I know you don’t really care about this, but last night’s post put me in the mood to do more old-fashioned structural analysis, so I’m going to show how to solve one more example problem by the Myosotis method. In this one we’ll use superposition and compatibility to solve a statically indeterminate problem.

Here’s the problem: a propped cantilever beam with a uniformly distributed load. The prop is the simple support out at the right end of the beam. This problem is statically indeterminate because it cannot be solved by the equations of statics alone. No matter how many ways we set up free-body diagrams, we’ll never be able to determine the reactions at the ends of the beam. But that doesn’t mean the problem can’t be solved; we just have to account for the deflections of the beam and develop additional equations to ensure that those deflections are compatible with the support constraints.

In addition to compatibility, we’re also going to take advantage of the principle of superposition. When a structure is made of linearly elastic material and its deflections are relatively small, the principle of superposition says that the solution for a structure subjected to multiple loads is equal to the sum of the solutions for that same structure subjected to each individual load.

For our problem, we’re going to consider the upward force from the prop at the right end to be the second force acting on the structure. That way, we can break down our propped cantilever problem into the sum of two regular cantilever problems. I’ve used color coding to identify the two separate load conditions, and we’ll use that same coding to keep track of the two solutions.

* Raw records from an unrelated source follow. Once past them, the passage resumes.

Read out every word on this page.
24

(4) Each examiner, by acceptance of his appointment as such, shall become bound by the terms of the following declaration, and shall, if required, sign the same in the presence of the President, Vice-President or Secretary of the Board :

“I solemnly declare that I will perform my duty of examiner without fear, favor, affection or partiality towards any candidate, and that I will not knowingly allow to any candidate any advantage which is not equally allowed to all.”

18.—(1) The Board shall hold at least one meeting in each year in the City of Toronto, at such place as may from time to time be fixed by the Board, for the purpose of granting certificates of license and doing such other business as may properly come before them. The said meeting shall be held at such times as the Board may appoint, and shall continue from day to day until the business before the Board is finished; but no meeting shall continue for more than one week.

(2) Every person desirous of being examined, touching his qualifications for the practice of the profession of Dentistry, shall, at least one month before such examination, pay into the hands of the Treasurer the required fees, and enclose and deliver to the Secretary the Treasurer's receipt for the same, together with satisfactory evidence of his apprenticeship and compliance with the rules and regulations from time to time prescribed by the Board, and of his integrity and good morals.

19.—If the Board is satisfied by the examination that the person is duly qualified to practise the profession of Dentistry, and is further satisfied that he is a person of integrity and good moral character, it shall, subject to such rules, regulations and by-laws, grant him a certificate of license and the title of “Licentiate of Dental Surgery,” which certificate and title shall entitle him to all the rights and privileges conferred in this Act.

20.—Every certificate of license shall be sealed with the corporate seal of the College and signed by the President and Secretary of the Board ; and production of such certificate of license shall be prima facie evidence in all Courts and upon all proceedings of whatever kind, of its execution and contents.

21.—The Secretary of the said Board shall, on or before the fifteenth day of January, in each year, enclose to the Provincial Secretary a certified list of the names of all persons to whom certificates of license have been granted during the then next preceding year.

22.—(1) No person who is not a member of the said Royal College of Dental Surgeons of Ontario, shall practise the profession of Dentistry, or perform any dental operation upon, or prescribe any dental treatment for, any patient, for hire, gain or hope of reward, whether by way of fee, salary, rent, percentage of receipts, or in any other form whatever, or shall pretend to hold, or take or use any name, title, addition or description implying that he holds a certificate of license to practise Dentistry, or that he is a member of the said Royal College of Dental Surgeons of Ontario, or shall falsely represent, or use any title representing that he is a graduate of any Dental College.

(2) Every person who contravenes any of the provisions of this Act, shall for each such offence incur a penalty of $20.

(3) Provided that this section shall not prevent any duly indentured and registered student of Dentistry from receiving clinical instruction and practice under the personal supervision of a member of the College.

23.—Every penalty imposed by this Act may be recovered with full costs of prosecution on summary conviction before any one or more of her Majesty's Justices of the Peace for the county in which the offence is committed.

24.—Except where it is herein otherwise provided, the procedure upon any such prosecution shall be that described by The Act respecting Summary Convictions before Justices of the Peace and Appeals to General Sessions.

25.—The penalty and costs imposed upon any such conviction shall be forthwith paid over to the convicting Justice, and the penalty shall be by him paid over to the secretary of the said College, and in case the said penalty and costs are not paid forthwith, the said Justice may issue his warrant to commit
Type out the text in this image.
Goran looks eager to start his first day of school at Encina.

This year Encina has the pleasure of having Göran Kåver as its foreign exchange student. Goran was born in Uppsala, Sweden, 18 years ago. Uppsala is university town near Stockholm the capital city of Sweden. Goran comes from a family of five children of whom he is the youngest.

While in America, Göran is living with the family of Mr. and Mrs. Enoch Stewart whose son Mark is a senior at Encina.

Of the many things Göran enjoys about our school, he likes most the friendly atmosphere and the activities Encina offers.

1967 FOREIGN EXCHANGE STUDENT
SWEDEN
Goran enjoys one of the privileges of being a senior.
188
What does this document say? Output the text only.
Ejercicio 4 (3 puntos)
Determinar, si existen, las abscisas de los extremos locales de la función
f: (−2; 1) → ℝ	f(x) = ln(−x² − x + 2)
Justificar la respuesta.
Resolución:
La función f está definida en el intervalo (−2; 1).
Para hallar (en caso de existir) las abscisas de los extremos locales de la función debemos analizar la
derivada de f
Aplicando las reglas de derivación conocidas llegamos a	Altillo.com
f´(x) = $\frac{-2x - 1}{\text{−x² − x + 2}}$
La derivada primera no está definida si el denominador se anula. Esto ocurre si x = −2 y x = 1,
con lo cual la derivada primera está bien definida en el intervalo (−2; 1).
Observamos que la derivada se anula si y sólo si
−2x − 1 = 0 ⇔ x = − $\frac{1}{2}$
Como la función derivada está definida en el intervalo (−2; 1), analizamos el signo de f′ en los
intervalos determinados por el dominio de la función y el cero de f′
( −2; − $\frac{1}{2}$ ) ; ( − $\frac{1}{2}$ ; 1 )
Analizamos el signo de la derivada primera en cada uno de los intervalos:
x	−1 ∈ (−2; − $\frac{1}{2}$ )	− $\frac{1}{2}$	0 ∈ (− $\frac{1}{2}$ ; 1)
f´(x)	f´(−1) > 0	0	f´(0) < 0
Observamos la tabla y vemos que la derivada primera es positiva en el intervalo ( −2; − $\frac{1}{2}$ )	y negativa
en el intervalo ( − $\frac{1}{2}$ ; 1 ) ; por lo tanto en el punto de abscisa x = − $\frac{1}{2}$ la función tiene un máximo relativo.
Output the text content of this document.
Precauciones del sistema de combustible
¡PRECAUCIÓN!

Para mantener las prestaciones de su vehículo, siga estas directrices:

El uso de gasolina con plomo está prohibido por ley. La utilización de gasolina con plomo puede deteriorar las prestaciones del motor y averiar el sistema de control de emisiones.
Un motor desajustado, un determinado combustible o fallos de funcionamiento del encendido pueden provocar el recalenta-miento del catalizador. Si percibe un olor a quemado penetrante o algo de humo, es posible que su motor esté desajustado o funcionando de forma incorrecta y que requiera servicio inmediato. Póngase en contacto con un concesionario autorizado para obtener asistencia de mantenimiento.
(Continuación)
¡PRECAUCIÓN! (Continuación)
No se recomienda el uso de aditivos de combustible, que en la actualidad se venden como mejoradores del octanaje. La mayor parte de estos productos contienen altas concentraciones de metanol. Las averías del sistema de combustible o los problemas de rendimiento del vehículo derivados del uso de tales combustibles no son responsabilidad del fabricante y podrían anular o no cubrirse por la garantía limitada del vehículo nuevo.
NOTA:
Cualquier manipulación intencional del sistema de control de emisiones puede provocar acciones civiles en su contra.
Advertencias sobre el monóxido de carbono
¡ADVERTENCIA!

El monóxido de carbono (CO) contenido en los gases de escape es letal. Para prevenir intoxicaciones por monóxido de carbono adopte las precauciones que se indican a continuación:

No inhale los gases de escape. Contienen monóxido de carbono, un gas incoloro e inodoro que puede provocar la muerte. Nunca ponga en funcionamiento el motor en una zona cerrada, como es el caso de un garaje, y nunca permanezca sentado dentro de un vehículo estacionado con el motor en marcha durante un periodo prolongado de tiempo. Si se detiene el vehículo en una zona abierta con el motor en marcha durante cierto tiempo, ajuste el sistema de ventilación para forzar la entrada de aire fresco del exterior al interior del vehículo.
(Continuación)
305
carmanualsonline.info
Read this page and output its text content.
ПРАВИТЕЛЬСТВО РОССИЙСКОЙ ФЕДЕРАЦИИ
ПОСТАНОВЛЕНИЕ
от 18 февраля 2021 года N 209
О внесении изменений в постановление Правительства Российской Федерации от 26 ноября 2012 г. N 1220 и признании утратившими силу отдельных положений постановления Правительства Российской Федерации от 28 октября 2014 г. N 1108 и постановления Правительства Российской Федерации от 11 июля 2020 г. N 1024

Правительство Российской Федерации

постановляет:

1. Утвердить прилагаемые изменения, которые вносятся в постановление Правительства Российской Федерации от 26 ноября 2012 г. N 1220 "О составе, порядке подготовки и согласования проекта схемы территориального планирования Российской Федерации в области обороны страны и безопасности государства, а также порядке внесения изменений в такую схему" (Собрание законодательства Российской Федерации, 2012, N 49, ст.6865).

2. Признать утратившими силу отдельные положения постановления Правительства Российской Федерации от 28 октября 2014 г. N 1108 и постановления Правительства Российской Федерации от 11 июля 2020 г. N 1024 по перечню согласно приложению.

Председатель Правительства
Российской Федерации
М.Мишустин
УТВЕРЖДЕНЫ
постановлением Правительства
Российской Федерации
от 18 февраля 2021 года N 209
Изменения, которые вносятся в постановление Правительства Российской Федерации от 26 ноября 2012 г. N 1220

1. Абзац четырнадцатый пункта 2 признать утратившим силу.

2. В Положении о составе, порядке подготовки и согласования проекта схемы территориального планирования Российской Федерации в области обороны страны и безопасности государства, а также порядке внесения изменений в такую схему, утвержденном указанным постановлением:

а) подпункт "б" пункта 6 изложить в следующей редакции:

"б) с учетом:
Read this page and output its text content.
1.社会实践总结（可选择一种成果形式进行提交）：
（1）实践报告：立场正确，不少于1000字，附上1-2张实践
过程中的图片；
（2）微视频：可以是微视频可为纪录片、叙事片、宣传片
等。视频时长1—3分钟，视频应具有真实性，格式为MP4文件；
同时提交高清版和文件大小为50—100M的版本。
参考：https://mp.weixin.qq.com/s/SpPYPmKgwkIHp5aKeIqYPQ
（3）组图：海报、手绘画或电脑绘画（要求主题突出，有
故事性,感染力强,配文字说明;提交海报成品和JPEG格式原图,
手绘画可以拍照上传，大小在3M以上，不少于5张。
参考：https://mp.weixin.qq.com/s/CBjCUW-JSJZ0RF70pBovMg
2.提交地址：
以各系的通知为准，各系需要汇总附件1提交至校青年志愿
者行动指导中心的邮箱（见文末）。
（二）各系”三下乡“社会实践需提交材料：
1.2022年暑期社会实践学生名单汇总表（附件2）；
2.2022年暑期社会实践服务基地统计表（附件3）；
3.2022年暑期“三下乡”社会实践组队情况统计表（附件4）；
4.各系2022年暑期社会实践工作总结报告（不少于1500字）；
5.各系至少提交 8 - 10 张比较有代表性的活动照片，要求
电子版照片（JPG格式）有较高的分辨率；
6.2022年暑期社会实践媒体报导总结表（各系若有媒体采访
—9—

Each of these component problems is statically determinate and is one of the Myosotis problems: Initially, we don’t know the value of the upward force, $$R$$, at the right end of the second problem, but we can use compatibility to figure it out. In the original problem, the deflection at the right end of the beam is zero. If we set $$R$$ to a value that makes the upward deflection of the right end of the purple beam equal to the downward deflection of the right end of the brown, we’ll satisfy the compatibility constraint of the original problem. In equation form, that means

$\delta_{brown} = \frac{wL^4}{8EI} = \delta_{purple} = \frac{RL^3}{3EI}$

Solving for $$R$$, we get

$R = \frac{3wL}{8}$

With the solution for $$R$$ in hand, we can easily determine that the upward reaction force at the left end is

$\frac{5wL}{8}$

and the counterclockwise reaction moment at the left end is

$\frac{wL^2}{8}$

but we can go further than that.

To calculate the stresses in the beam, we must first determine the internal shear force and bending moment along the length of the beam. Structural engineers typically do this by drawing shear and moment diagrams for the beam. The great thing about superposition is that the shear and moment diagrams, like the support reactions, are simply additive. To get the shear and moment diagrams for the original problem, we need only add the shear and moment diagrams for the two simpler component problems.

Here are the shear diagrams for the two component problems, drawn on the same graph: Shear is usually denoted by the symbol $$V$$ because it represents a vertical internal load. Adding these two component diagrams together yields this shear diagram for the original propped cantilever problem: We see that the shear is positive at the left end of the beam and negative at the right end. It goes through zero at a distance $$5L/8$$ from the left end. This is important to know because the bending moment will be at a local maximum or minimum where the shear is zero.

We can do the same thing for bending moment. Here are the two component moment diagrams, drawn on the same graph: The brown one is a parabola and the purple one is a straight line. Adding the two together results in this parabolic diagram for the bending moment of the original propped cantilever. We see here the local maximum at the $$5L/8$$ point. I’m using the usual sign convention for bending moments: positive moment puts the bottom of the beam in tension, negative moment puts the top of the beam in tension.

In case you’re wondering if this really is the correct solution, we can check it against tabulated values. Here’s one from the AISC Manual of Steel Construction: They have the fixed and simple ends flipped around, but it’s still easy to see that all of our answers are correct.

OK, now that I’ve gotten that out of my system, I’ll go back to the usual crap I post here.